Я хотел бы излить в тебя всю мою душу, но довольно, моя минута приближается. Остальное предпишет тебе твоя мать и собственное твое благоразумие. Рука моя слабеет. Прощай, прощай, мой бесценный, мой единственный сын! Бог тебе на помощь!
Отец твой Семен Лесков
г. Орел, 1836 года.” [23]
Дневная дата отсутствует. Напутствие явно писалось не перед лицом действительно угрожавшей смерти, а так сказать, впрок. Оставить суетный свет пришлось только через двенадцать лет, и притом совершенно врасплох. Вышло проще.
По свидетельству сына-писателя, Семен Дмитриевич был “не лют” и “не лих”, приходясь по сердцу крестьянам, с которыми “умел справляться” [24]. Но с кем следовало — бывал “крут”: “Первый русский архиерей, которого я знал, был орловский — Никодим. У нас в доме стали упоминать его имя по тому случаю, что он сдал в рекруты сына бедной сестры моего отца. Отец мой, человек решительного и смелого характера, поехал к нему и в собственном его архиерейском доме разделался с ним очень сурово. Дальнейших последствий это не имело” [25].

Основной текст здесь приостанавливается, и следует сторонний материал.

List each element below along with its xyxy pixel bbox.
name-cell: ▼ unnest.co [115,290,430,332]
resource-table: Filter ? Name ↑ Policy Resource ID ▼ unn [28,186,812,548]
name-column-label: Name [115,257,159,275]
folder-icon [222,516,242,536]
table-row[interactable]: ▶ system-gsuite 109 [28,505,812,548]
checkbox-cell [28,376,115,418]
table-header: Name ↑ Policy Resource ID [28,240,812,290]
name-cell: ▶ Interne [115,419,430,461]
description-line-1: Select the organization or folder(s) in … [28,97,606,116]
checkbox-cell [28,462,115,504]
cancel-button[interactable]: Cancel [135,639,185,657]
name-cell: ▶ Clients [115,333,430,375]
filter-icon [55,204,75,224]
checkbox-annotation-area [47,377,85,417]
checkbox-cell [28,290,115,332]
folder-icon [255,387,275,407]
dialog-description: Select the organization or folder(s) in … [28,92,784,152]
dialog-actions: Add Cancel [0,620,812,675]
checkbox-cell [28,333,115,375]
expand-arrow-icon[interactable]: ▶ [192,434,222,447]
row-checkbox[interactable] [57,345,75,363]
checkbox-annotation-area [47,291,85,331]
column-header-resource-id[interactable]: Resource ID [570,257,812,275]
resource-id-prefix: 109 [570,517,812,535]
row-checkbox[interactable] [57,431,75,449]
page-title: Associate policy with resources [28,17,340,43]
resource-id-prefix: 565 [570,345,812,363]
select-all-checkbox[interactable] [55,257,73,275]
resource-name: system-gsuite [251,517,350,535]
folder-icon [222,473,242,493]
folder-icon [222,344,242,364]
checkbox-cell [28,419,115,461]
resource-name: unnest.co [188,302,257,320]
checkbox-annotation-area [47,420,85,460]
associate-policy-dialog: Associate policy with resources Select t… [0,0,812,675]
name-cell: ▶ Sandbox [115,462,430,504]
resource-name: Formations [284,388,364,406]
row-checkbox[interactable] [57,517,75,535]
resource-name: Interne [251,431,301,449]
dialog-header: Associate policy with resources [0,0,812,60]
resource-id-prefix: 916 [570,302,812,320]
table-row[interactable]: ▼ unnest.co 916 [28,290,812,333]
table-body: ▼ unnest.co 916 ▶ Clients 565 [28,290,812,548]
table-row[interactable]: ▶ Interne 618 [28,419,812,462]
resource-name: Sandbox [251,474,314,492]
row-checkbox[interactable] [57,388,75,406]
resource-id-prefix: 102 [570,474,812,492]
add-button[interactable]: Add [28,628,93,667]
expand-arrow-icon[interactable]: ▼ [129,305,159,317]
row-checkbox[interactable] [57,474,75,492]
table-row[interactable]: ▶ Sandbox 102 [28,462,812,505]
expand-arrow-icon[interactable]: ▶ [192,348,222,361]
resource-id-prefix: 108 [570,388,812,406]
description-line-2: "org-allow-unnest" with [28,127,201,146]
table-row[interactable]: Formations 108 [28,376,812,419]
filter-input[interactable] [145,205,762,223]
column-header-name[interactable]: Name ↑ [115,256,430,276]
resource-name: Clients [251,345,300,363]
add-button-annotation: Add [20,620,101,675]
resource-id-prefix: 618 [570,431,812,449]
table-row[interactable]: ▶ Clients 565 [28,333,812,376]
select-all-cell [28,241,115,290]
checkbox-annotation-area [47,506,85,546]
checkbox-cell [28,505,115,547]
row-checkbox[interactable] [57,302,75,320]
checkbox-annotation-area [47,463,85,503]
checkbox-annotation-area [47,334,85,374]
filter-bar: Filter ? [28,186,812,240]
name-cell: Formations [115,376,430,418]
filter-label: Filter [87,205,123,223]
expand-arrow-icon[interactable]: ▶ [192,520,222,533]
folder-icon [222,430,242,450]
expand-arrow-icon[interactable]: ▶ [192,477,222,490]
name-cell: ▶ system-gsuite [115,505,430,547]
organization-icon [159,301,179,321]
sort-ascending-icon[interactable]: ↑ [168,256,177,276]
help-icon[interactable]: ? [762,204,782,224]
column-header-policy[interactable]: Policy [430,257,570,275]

К характеристике религиозности Семена Дмитриевича, данной сыном-писателем в “Автобиографической заметке” и в позднейших письмах его к сестре-монахине, просится одно из более ранних и любопытных свидетельств Николая Семеновича:
“На моей еще памяти отец мой, орловский помещик, купив новую деревню в Кромском уезде, посылал крестьян в приходскую церковь по наряду, под надзором старосты. Так же точно поступали и другие наши соседи помещики: они наряжали крестьян ходить по праздникам в церковь и зачастую сами сверяли с священниками исповедные книги” [26].
Это было вполне “в духе времени”, но не в духе большой религиозной строптивости, о которой упоминается в “заметке” или в письмах. Делалось это, должно быть, для “освежения чувств в народе”…
Так или иначе, но с крестьянами, которых Семен Дмитриевич “не стегал”, дело, видимо, шло, а вот со столбовыми — плохо. Не любил его не один Афросимов, а очень многие и из жениных родных. Эти видели в нем человека несродного им духа, других влечений, мягко говоря — нескладного и неудобного в жизни. В общем, для многих из них он был чужой. Приязни и дружелюбия в этой среде он к себе не знал.